To date, however, little information has been available to purchasers, consumers, policy-makers and providers to assess whether these desired results are in fact occurring. Are costs being restrained as a result or are they merely being shifted? Is utilization changing, and how is it changing? Is patient care improving? Is greater value for the health care dollar being obtained?
This report presents some basic analyses of these data in order to begin to address some of these questions, provoke additional ones, and perhaps most importantly, to provide a common knowledge base of understanding about surgical procedures in the outpatient setting. As the Council continues to examine the various pieces that make up the health care delivery system, it can over time provide a unified database that will provide important information for those who purchase, consume, provide, manage and pay for health care in Pennsylvania. It can be a valuable resource for those making policy decisions about health care as well.
This report includes 492,090 procedures performed on patients in Pennsylvania hospitals, short stay units and freestanding ambulatory surgery facilities during the period January 1, 1996 through March 31, 1996. Of those, 267,307 (54%) were performed in an ambulatory setting and 224,783 (46%) were performed in an inpatient hospital basis.
It is important to note that this report does not cover all outpatient procedures or treatments. The data included derive from the principal procedure of collected ambulatory surgical procedures mandated by the Council under state law. The ambulatory principal procedure matches the principal procedure for the inpatient data. Additionally, the data do not include other procedures performed during the patient's hospital stay.
Two thousand and ten different procedures are collapsed into 16 primary body systems. Additional detail for each body system is provided in the tables in the rear of the report. For example, cardiac catheterizations are grouped under "Heart and Pericardium - Other Operations". Cataract operations are grouped under "Eye-Lens" procedure group. A listing of the included ICD.9 codes appears in Table 5 next to the procedure names.

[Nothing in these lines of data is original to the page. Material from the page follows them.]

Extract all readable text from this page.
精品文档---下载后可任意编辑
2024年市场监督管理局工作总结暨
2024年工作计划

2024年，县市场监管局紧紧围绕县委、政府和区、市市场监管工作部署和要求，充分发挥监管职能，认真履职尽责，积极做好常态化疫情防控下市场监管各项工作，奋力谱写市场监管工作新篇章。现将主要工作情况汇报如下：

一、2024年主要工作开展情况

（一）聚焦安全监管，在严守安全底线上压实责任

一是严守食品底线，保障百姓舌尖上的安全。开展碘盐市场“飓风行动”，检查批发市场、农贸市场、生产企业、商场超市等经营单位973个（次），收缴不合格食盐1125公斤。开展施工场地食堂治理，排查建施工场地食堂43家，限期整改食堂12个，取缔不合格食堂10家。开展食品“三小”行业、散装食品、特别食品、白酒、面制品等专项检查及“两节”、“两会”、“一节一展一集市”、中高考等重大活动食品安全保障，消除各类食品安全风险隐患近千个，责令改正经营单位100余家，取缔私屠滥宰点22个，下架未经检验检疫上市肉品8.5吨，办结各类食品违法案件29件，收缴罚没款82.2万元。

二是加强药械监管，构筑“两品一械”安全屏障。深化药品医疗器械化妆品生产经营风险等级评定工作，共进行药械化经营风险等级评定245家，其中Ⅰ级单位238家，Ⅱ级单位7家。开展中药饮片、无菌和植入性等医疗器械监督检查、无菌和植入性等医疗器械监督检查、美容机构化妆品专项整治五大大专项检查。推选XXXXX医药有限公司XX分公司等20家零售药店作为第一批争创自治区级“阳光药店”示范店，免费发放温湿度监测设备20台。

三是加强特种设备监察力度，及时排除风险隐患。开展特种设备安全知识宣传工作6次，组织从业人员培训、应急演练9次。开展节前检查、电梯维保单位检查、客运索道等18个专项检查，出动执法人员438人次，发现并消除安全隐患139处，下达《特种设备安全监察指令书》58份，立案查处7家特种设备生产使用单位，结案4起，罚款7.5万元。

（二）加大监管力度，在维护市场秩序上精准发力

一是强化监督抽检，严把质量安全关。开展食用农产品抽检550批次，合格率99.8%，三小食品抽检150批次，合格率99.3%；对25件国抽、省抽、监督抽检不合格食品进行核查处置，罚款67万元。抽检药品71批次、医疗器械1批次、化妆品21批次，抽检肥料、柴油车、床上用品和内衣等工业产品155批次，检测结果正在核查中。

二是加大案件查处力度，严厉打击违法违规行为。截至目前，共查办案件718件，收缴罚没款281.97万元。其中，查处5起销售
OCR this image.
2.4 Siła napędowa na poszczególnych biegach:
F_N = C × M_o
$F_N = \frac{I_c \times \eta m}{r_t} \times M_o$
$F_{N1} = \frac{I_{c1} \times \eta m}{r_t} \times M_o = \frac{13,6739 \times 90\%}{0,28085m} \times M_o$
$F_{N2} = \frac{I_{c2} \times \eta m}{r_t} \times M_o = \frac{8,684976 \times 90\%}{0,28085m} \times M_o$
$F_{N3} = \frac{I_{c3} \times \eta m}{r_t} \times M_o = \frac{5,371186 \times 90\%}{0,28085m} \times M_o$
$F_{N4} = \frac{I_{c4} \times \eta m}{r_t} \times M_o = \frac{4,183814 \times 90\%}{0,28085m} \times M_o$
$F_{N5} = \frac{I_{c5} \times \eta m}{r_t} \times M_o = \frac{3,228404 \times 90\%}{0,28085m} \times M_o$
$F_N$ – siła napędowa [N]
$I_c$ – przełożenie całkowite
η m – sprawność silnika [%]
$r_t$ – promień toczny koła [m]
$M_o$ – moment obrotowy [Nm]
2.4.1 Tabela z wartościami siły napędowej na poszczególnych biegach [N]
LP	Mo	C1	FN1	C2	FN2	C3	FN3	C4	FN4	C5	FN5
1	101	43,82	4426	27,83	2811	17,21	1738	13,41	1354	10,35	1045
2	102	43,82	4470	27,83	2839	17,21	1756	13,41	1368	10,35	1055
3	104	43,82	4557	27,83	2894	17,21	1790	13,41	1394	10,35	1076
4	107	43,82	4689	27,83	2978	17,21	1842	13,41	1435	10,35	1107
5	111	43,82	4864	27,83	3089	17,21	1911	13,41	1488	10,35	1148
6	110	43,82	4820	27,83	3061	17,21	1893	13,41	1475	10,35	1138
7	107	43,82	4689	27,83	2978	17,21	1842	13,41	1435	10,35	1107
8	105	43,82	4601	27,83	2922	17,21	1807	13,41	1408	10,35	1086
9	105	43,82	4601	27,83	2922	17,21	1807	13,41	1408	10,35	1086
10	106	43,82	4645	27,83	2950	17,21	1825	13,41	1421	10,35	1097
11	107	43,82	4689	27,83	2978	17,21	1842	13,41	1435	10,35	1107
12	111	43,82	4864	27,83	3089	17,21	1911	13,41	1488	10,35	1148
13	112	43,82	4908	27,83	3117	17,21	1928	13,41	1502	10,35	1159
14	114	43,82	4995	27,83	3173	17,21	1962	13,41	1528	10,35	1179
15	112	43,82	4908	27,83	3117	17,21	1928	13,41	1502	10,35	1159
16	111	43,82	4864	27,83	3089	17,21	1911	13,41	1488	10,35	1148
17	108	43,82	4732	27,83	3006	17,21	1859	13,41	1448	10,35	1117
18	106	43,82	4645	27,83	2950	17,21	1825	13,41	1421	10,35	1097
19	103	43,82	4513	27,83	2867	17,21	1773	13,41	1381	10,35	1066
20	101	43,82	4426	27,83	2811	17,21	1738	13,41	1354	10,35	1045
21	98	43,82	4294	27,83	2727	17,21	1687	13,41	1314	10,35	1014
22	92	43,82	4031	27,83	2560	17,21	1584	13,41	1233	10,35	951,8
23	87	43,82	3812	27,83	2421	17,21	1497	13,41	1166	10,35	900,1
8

Included in this report are counts of admissions, average age, percentage across body systems within the inpatient and outpatient setting, percentage across the facility setting (Inpatient/Outpatient) for respective body systems, and by region. The percentage of inpatient cases with an admission severity group score of greater than zero is also reported.
The severity information (ASG or Admission Severity Group) and age information are presented in order to better understand the relationship between the patients' level of illness or risk and the setting (inpatient vs. ambulatory) to which they are referred or admitted.